Jane Flanagan said...

This is a beautiful post. I have a similar, cloying relationship with all the seasonal extremities, going a little stir-crazy and losing my sense of comfort in my own skin. But there are always moments, like this, of reconciliation.

Maura said...

I'm in mid-winter here, but I relate so much to your post. Beautifully written, and I adore that poem, thank you.

Naomi Bulger said...

Oh yes, I need to make my peace with the summer, become friends. "Love is letting the world be half-tamed," after all. I also need to read more poetry.

megan said...

so lovely, hila. i agree with the above commenter: reading your blog always makes me want to read more poetry.

Tana said...

'incredibly beautiful' that's the right expression to describe the summer sky. Candy colours,beautiful lines of the clouds, sense of harmony and appeasement.

Denise | Chez Danisse said...

I love that you left the dishes and picked up a poem. You have your priorities in order.

Kate said...

Lovely.
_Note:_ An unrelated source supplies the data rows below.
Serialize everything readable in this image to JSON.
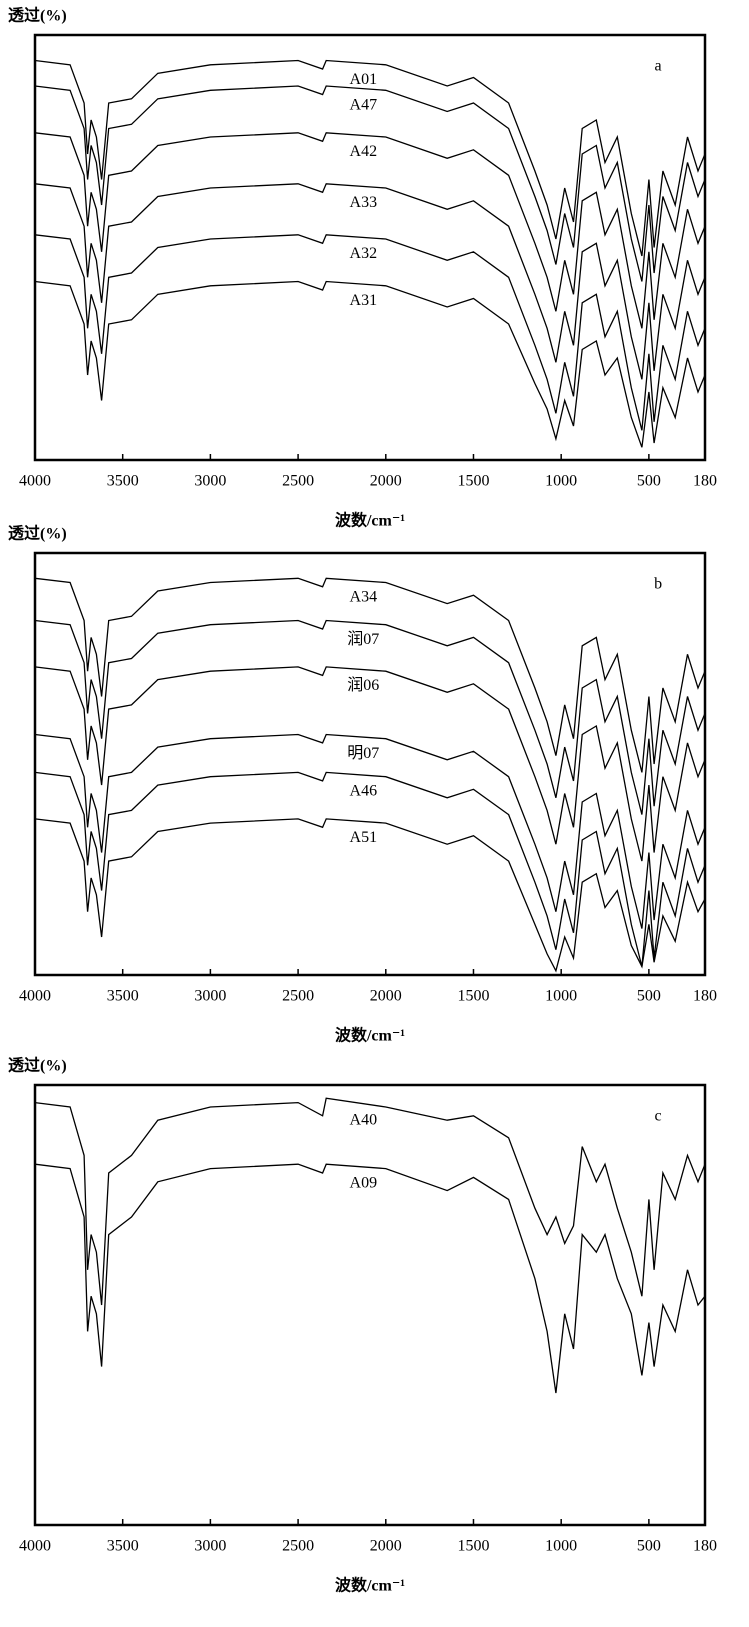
{
  "chart_data": [
    {
      "type": "line",
      "panel_label": "a",
      "y_label": "透过(%)",
      "x_label": "波数/cm⁻¹",
      "xlim": [
        4000,
        180
      ],
      "ylim": [
        0,
        100
      ],
      "xticks": [
        4000,
        3500,
        3000,
        2500,
        2000,
        1500,
        1000,
        500,
        180
      ],
      "x": [
        4000,
        3800,
        3720,
        3700,
        3680,
        3650,
        3620,
        3580,
        3450,
        3300,
        3000,
        2500,
        2360,
        2340,
        2000,
        1650,
        1500,
        1300,
        1150,
        1080,
        1030,
        980,
        930,
        880,
        800,
        750,
        680,
        600,
        540,
        500,
        470,
        420,
        350,
        280,
        220,
        180
      ],
      "series": [
        {
          "name": "A01",
          "color": "#000000",
          "values": [
            94,
            93,
            84,
            72,
            80,
            76,
            66,
            84,
            85,
            91,
            93,
            94,
            92,
            94,
            93,
            88,
            90,
            84,
            68,
            60,
            52,
            64,
            56,
            78,
            80,
            70,
            76,
            58,
            48,
            66,
            50,
            68,
            60,
            76,
            68,
            72
          ]
        },
        {
          "name": "A47",
          "color": "#000000",
          "values": [
            88,
            87,
            78,
            66,
            74,
            70,
            60,
            78,
            79,
            85,
            87,
            88,
            86,
            88,
            87,
            82,
            84,
            78,
            62,
            54,
            46,
            58,
            50,
            72,
            74,
            64,
            70,
            52,
            42,
            60,
            44,
            62,
            54,
            70,
            62,
            66
          ]
        },
        {
          "name": "A42",
          "color": "#000000",
          "values": [
            77,
            76,
            67,
            55,
            63,
            59,
            49,
            67,
            68,
            74,
            76,
            77,
            75,
            77,
            76,
            71,
            73,
            67,
            51,
            43,
            35,
            47,
            39,
            61,
            63,
            53,
            59,
            41,
            31,
            49,
            33,
            51,
            43,
            59,
            51,
            55
          ]
        },
        {
          "name": "A33",
          "color": "#000000",
          "values": [
            65,
            64,
            55,
            43,
            51,
            47,
            37,
            55,
            56,
            62,
            64,
            65,
            63,
            65,
            64,
            59,
            61,
            55,
            39,
            31,
            23,
            35,
            27,
            49,
            51,
            41,
            47,
            29,
            19,
            37,
            21,
            39,
            31,
            47,
            39,
            43
          ]
        },
        {
          "name": "A32",
          "color": "#000000",
          "values": [
            53,
            52,
            43,
            31,
            39,
            35,
            25,
            43,
            44,
            50,
            52,
            53,
            51,
            53,
            52,
            47,
            49,
            43,
            27,
            19,
            11,
            23,
            15,
            37,
            39,
            29,
            35,
            17,
            7,
            25,
            9,
            27,
            19,
            35,
            27,
            31
          ]
        },
        {
          "name": "A31",
          "color": "#000000",
          "values": [
            42,
            41,
            32,
            20,
            28,
            24,
            14,
            32,
            33,
            39,
            41,
            42,
            40,
            42,
            41,
            36,
            38,
            32,
            18,
            12,
            5,
            14,
            8,
            26,
            28,
            20,
            24,
            10,
            3,
            16,
            4,
            17,
            10,
            24,
            16,
            20
          ]
        }
      ]
    },
    {
      "type": "line",
      "panel_label": "b",
      "y_label": "透过(%)",
      "x_label": "波数/cm⁻¹",
      "xlim": [
        4000,
        180
      ],
      "ylim": [
        0,
        100
      ],
      "xticks": [
        4000,
        3500,
        3000,
        2500,
        2000,
        1500,
        1000,
        500,
        180
      ],
      "x": [
        4000,
        3800,
        3720,
        3700,
        3680,
        3650,
        3620,
        3580,
        3450,
        3300,
        3000,
        2500,
        2360,
        2340,
        2000,
        1650,
        1500,
        1300,
        1150,
        1080,
        1030,
        980,
        930,
        880,
        800,
        750,
        680,
        600,
        540,
        500,
        470,
        420,
        350,
        280,
        220,
        180
      ],
      "series": [
        {
          "name": "A34",
          "color": "#000000",
          "values": [
            94,
            93,
            84,
            72,
            80,
            76,
            66,
            84,
            85,
            91,
            93,
            94,
            92,
            94,
            93,
            88,
            90,
            84,
            68,
            60,
            52,
            64,
            56,
            78,
            80,
            70,
            76,
            58,
            48,
            66,
            50,
            68,
            60,
            76,
            68,
            72
          ]
        },
        {
          "name": "润07",
          "color": "#000000",
          "values": [
            84,
            83,
            74,
            62,
            70,
            66,
            56,
            74,
            75,
            81,
            83,
            84,
            82,
            84,
            83,
            78,
            80,
            74,
            58,
            50,
            42,
            54,
            46,
            68,
            70,
            60,
            66,
            48,
            38,
            56,
            40,
            58,
            50,
            66,
            58,
            62
          ]
        },
        {
          "name": "润06",
          "color": "#000000",
          "values": [
            73,
            72,
            63,
            51,
            59,
            55,
            45,
            63,
            64,
            70,
            72,
            73,
            71,
            73,
            72,
            67,
            69,
            63,
            47,
            39,
            31,
            43,
            35,
            57,
            59,
            49,
            55,
            37,
            27,
            45,
            29,
            47,
            39,
            55,
            47,
            51
          ]
        },
        {
          "name": "明07",
          "color": "#000000",
          "values": [
            57,
            56,
            47,
            35,
            43,
            39,
            29,
            47,
            48,
            54,
            56,
            57,
            55,
            57,
            56,
            51,
            53,
            47,
            31,
            23,
            15,
            27,
            19,
            41,
            43,
            33,
            39,
            21,
            11,
            29,
            13,
            31,
            23,
            39,
            31,
            35
          ]
        },
        {
          "name": "A46",
          "color": "#000000",
          "values": [
            48,
            47,
            38,
            26,
            34,
            30,
            20,
            38,
            39,
            45,
            47,
            48,
            46,
            48,
            47,
            42,
            44,
            38,
            22,
            14,
            6,
            18,
            10,
            32,
            34,
            24,
            30,
            12,
            2,
            20,
            4,
            22,
            14,
            30,
            22,
            26
          ]
        },
        {
          "name": "A51",
          "color": "#000000",
          "values": [
            37,
            36,
            27,
            15,
            23,
            19,
            9,
            27,
            28,
            34,
            36,
            37,
            35,
            37,
            36,
            31,
            33,
            27,
            12,
            5,
            1,
            9,
            4,
            22,
            24,
            16,
            20,
            7,
            2,
            12,
            3,
            14,
            8,
            22,
            15,
            18
          ]
        }
      ]
    },
    {
      "type": "line",
      "panel_label": "c",
      "y_label": "透过(%)",
      "x_label": "波数/cm⁻¹",
      "xlim": [
        4000,
        180
      ],
      "ylim": [
        0,
        100
      ],
      "xticks": [
        4000,
        3500,
        3000,
        2500,
        2000,
        1500,
        1000,
        500,
        180
      ],
      "x": [
        4000,
        3800,
        3720,
        3700,
        3680,
        3650,
        3620,
        3580,
        3450,
        3300,
        3000,
        2500,
        2360,
        2340,
        2000,
        1650,
        1500,
        1300,
        1150,
        1080,
        1030,
        980,
        930,
        880,
        800,
        750,
        680,
        600,
        540,
        500,
        470,
        420,
        350,
        280,
        220,
        180
      ],
      "series": [
        {
          "name": "A40",
          "color": "#000000",
          "values": [
            96,
            95,
            84,
            58,
            66,
            62,
            50,
            80,
            84,
            92,
            95,
            96,
            93,
            97,
            95,
            92,
            93,
            88,
            72,
            66,
            70,
            64,
            68,
            86,
            78,
            82,
            72,
            62,
            52,
            74,
            58,
            80,
            74,
            84,
            78,
            82
          ]
        },
        {
          "name": "A09",
          "color": "#000000",
          "values": [
            82,
            81,
            70,
            44,
            52,
            48,
            36,
            66,
            70,
            78,
            81,
            82,
            80,
            82,
            81,
            76,
            79,
            74,
            56,
            44,
            30,
            48,
            40,
            66,
            62,
            66,
            56,
            48,
            34,
            46,
            36,
            50,
            44,
            58,
            50,
            52
          ]
        }
      ]
    }
  ]
}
You remind me of feeling so uncomfortable in the wet-cloth heat of Kerala that I walked with a constant frown until that sudden moment when the sun dipped just a fraction, that moment before dusk, and I woke back up to the beauty.

Hila said...

Nancy: :)

Sasha: it must be really cold now in your corner of the world.

Nancy: we've had a few spectacular thunderstorms this summer, but yes, it's mostly sunny.

Rambling Tart: haha, that's pretty much been me this summer: parked in front of a fan, sweating :)

Amy: oh Amy, agreed.

Accidentalwriter: or in my case, the fighting Kookaburras in the trees :)

Petra: ah yes, I've been hearing about the ridiculously cold weather in the UK/Europe on the news. I feel guilty for complaining about the heat!

Primoeza/Elizabeth: yes, it's such an evocative poem, I love it.

Camila: so you know exactly how this weather feels :)

B: yes I imagine our summers would be quite similar. And thanks!

hungryandfrozen: yep, it does. But I'll probably start complaining again soon.

Gracia: those are my favourite lines, such truth in them.

Alison: I loath humidity too!

Jane: me too Jane, I'm either too hot or too cold. But then I steal away moments when everything is perfect for a few minutes.

Maura: thank you!

Naomi: poetry is the cure for all ills, along with chicken soup of course :)

Megan: I'm glad, that makes me happy.

Tana: yes, it is like a form of appeasement.

Denise: absolutely, dishes can wait :)

Kate: I wish I was awake to the beauty more often, I think I complain too much about summer!